Usually when you see handwriting that looks like chicken scratch or that someone had a seizure while writing, you would automatically think this paper belonged to a boy. Wrong. It’s most likely mine.

Every time someone sees my handwriting for the first time I swear they go into a mild form of shock and then ask, “Are you serious? This is your handwriting?”

If you haven’t experienced it, just ask someone who has, they will tell you I am not exaggerating. I’ve been referred to as “the girl with 2nd grade boy handwriting” by one too many people.
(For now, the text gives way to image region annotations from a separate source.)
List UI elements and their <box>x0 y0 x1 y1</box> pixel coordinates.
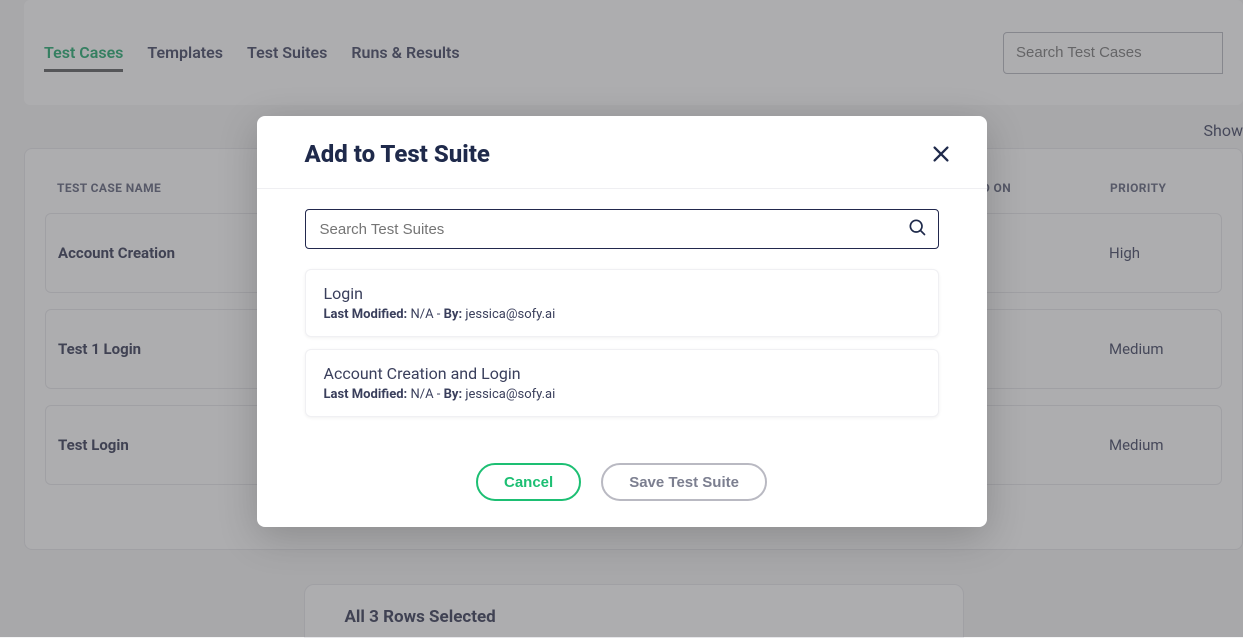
cancel-button[interactable]: Cancel <box>476 463 581 501</box>
save-test-suite-button[interactable]: Save Test Suite <box>601 463 767 501</box>
modal-title: Add to Test Suite <box>305 140 490 168</box>
suite-search-input[interactable] <box>305 209 939 249</box>
suite-item[interactable]: Login Last Modified: N/A - By: jessica@s… <box>305 269 939 337</box>
suite-name: Login <box>324 284 920 303</box>
close-button[interactable] <box>927 140 955 168</box>
close-icon <box>930 143 952 165</box>
search-icon <box>907 217 927 241</box>
add-to-suite-modal: Add to Test Suite Login Last Modified: N… <box>257 116 987 527</box>
suite-meta: Last Modified: N/A - By: jessica@sofy.ai <box>324 387 920 402</box>
suite-meta: Last Modified: N/A - By: jessica@sofy.ai <box>324 307 920 322</box>
suite-name: Account Creation and Login <box>324 364 920 383</box>
suite-item[interactable]: Account Creation and Login Last Modified… <box>305 349 939 417</box>
modal-overlay: Add to Test Suite Login Last Modified: N… <box>0 0 1243 637</box>
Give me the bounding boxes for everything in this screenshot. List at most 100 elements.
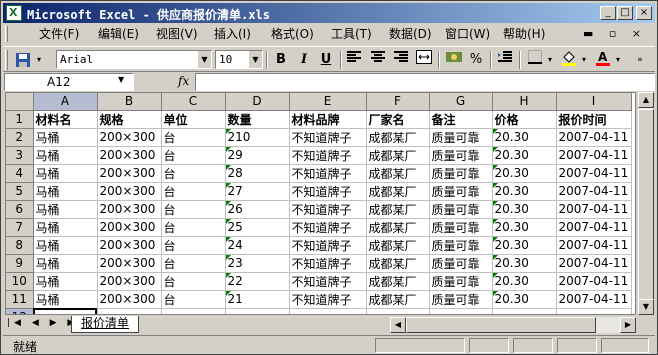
chevron-down-icon[interactable]: ▼	[248, 51, 262, 68]
underline-button[interactable]: U	[316, 50, 336, 70]
cell-d5[interactable]: 27	[225, 182, 290, 201]
cell-a5[interactable]: 马桶	[33, 182, 98, 201]
column-header-h[interactable]: H	[492, 93, 557, 111]
cell-g2[interactable]: 质量可靠	[429, 128, 493, 147]
cell-f3[interactable]: 成都某厂	[366, 146, 430, 165]
percent-button[interactable]: %	[466, 50, 486, 70]
cell-f9[interactable]: 成都某厂	[366, 254, 430, 273]
cell-d2[interactable]: 210	[225, 128, 290, 147]
cell-h6[interactable]: 20.30	[492, 200, 557, 219]
close-button[interactable]: ×	[636, 6, 652, 20]
row-header[interactable]: 9	[6, 254, 34, 273]
cell-b7[interactable]: 200×300	[97, 218, 162, 237]
cell-i8[interactable]: 2007-04-11	[556, 236, 632, 255]
fx-icon[interactable]: fx	[178, 74, 189, 88]
column-header-d[interactable]: D	[225, 93, 290, 111]
merge-center-icon[interactable]	[414, 50, 434, 70]
menubar-grip[interactable]	[5, 26, 8, 42]
cell-a12[interactable]	[33, 308, 98, 314]
cell-f6[interactable]: 成都某厂	[366, 200, 430, 219]
cell-c11[interactable]: 台	[161, 290, 226, 309]
cell-h4[interactable]: 20.30	[492, 164, 557, 183]
cell-d8[interactable]: 24	[225, 236, 290, 255]
row-header[interactable]: 7	[6, 218, 34, 237]
align-center-icon[interactable]	[368, 50, 388, 70]
cell-i12[interactable]	[556, 308, 632, 314]
cell-e6[interactable]: 不知道牌子	[289, 200, 367, 219]
cell-i4[interactable]: 2007-04-11	[556, 164, 632, 183]
menu-tools[interactable]: 工具(T)	[331, 26, 372, 42]
cell-i2[interactable]: 2007-04-11	[556, 128, 632, 147]
bold-button[interactable]: B	[271, 50, 291, 70]
cell-a11[interactable]: 马桶	[33, 290, 98, 309]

I wasn’t always doomed to gender-confused handwriting; there was a time when I had a chance to change my fate. When I was around 6 my parents were concerned about my “problem,” but teachers reassured them. “By the time she’s in high school everything will be done on computers; she will never have to write by hand, no need to improve,” they said.

Yeah right. Thanks.

Now, teachers get the unpleasant task of trying to decipher my homework and are shocked when they see at the top of the page: Theresa Lau. Or maybe it says Theresa. I’m sure they can’t quite make out the line I place in between the “e” and “a” (it’s a “s” for future reference).

I can only imagine the time it takes for teachers to grade anything I give them that is handwritten. My one page essay on the pros and cons of the Civil War must have been something like a root canal to Ms. Kern. My apologies.

It’s not just others; I can barely make out the nonsense I scribble in an attempt to take notes in class. Give me a break, teachers go fast, yet every girl (and boy) in my classes seems to get down the information without being left with a foreign language.

So, if we are in class together and you miss a day, don’t ask to borrow my notes because I’ll say no. Please do not be offended, it’s really nothing personal. I’m merely avoiding the awkward conversation that will follow as you ask what every other word is supposed to be.

I guess it’s not all bad. Try to cheat off me. I dare you. You will have a “c” where you need an “a”, an “e” instead of a “b”. And I will laugh because you called me “the girl with the 2nd grade boy handwriting.”